Psychophysiology, 39:S45, 2002.
Left or right button press versus silent count in tonal and phonetic oddball tasks: Current Source Density (CSD) ERPs and Principal Components Analysis (PCA)
Jürgen Kayser, Craig E. Tenke, Carlye B. Griggs, Stewart Shankman, Gerard E. Bruder
Department of Biopsychology, New York State Psychiatric Institute, New York, NY 10032, USA
Abstract
ERPs (30 sites) were recorded from 66 right-handed adults during oddball tasks (20% targets) using syllables or tones. Response mode (left press, right press, silent count) and task was varied within subjects. Reference-free CSD waveforms (spherical splines; Perrin et al 1989) were computed for each ERP to sharpen scalp topographies and eliminate volume-conducted contributions from distant regions. CSDs were submitted to covariance-based, unrestricted temporal PCA (Varimax) to disentangle temporally and spatially overlapping CSD components. The first six factors (84.5% variance) had distinct time courses of factor loadings (100, 155, 210, 360, 560, 910 ms peak latency) and topographies of factor scores, and corresponded to known ERP generators. For example, the dipolar organization of factor 100 (central N1) was evident from anterior sinks and posterior sources encompassing the Sylvian fissure.

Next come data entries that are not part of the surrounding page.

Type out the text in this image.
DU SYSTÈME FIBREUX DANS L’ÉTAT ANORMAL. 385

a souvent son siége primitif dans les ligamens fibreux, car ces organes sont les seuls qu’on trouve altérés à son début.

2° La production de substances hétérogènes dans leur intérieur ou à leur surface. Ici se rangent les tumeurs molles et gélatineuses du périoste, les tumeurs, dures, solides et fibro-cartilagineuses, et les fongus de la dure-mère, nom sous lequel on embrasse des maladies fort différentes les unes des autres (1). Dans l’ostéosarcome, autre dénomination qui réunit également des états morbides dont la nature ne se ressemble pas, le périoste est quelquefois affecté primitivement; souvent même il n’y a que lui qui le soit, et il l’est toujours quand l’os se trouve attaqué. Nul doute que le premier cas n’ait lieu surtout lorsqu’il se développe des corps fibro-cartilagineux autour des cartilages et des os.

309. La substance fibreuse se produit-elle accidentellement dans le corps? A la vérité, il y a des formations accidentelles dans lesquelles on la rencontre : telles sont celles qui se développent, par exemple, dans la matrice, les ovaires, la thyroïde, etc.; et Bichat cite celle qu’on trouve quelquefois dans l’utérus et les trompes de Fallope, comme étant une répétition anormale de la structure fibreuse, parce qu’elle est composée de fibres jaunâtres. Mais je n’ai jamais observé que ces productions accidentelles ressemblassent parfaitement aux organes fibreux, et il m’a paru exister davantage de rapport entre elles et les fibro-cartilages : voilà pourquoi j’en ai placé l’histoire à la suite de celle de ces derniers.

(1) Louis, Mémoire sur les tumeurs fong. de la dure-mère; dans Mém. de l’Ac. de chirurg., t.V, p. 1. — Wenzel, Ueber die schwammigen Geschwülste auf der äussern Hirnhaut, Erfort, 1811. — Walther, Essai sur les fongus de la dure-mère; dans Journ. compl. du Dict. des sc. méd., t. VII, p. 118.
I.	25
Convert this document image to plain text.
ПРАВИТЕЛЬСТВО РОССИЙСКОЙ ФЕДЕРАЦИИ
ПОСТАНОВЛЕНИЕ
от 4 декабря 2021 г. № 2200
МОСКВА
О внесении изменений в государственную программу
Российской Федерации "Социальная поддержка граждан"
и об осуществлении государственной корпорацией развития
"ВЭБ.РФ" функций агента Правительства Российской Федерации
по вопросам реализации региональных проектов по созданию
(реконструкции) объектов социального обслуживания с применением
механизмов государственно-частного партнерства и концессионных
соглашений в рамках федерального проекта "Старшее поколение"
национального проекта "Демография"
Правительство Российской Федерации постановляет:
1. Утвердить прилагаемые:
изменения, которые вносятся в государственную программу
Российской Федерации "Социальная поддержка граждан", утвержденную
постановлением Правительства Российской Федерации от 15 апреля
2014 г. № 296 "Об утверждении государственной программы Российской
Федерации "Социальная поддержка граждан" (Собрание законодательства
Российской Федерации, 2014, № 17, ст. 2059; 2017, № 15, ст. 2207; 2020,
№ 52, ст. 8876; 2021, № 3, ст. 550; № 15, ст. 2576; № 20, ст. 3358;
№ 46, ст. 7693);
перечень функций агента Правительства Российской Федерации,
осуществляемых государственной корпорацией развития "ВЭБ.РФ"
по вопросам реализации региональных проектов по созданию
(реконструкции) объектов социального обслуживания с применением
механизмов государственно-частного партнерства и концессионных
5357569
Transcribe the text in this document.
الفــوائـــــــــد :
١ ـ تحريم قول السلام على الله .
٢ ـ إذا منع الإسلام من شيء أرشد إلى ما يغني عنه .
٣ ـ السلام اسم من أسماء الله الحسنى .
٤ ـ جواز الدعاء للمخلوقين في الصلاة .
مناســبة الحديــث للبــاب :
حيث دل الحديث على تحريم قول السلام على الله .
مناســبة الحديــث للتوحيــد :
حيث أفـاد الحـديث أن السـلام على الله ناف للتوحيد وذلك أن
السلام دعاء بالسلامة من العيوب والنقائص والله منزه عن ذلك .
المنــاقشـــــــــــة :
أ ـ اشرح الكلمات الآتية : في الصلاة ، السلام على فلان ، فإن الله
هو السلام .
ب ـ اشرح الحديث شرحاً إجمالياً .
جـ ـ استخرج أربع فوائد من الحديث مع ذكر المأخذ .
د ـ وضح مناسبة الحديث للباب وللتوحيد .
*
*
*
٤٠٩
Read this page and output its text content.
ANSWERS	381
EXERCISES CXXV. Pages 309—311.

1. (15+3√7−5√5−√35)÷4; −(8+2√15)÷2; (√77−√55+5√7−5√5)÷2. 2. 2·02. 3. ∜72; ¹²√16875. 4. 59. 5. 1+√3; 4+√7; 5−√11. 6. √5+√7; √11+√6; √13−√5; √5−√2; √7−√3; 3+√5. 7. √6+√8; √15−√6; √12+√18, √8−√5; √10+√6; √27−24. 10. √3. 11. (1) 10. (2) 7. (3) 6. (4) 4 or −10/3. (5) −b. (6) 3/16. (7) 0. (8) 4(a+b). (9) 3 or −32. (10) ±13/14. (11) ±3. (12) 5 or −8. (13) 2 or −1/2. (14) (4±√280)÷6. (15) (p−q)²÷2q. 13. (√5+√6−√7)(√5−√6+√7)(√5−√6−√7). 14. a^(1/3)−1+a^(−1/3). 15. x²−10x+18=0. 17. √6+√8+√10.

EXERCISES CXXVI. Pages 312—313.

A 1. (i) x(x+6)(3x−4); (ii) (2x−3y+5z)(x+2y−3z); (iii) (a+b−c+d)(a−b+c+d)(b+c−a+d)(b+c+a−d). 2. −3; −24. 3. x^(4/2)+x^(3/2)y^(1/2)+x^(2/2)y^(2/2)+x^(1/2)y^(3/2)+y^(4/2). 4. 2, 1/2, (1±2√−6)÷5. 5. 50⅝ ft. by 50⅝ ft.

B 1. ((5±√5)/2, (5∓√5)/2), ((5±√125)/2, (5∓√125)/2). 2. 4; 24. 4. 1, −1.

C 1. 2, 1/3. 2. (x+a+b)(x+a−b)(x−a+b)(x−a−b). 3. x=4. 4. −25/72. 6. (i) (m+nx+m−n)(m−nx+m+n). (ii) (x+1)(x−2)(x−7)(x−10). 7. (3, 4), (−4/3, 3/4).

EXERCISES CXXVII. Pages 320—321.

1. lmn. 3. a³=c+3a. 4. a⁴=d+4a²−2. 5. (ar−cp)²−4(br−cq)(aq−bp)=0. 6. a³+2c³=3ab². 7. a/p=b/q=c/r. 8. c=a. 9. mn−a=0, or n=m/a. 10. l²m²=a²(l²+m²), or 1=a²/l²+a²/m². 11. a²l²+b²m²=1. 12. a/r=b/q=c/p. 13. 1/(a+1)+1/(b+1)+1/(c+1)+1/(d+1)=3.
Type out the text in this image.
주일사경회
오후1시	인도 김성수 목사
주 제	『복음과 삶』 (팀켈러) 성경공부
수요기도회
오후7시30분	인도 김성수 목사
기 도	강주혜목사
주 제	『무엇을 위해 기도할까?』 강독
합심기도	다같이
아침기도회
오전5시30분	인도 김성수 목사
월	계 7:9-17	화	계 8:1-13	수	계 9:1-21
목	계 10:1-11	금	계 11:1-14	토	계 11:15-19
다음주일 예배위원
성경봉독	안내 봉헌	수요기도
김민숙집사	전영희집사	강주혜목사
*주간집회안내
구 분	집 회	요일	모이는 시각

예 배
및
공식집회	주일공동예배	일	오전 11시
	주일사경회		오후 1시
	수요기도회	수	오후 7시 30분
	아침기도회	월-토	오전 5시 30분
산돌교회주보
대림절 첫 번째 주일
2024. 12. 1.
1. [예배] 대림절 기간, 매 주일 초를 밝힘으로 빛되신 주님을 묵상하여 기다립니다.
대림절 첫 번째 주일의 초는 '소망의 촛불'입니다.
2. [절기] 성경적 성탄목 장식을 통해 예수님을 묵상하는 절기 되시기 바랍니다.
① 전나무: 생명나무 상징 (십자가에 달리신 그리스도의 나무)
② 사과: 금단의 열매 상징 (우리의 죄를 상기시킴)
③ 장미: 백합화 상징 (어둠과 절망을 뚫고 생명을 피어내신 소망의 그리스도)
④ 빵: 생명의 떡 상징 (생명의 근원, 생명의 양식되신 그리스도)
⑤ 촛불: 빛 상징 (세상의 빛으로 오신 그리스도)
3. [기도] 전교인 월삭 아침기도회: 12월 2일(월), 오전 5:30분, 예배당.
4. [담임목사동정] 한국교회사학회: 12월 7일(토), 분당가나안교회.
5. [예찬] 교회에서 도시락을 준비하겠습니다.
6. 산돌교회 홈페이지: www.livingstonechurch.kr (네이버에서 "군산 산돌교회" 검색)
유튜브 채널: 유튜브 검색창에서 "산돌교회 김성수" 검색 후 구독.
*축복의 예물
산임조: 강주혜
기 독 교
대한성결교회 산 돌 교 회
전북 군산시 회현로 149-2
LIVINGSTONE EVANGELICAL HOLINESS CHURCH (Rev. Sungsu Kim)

Factor 210 was characterized by frontolateral (tonal) and parietotemporal (phonetic) sinks for targets. Two P3 sources covered parietal sites for targets, the earlier 360 also including frontotemporal regions, the later 560 a prominent sink sharply localized to Fz. Task asymmetries (tonal: frontotemporal R>L; phonetic: parietotemporal L>R) were evident for CSD factors 210 and 360 for all response modes. Response effects involved a smaller P3 source for silent count compared to button press. Left or right press produced opposite, long-lasting, and region-specific asymmetries originating from central sites. The combined CSD/PCA approach clarified the differentiation of task- and response-related effects.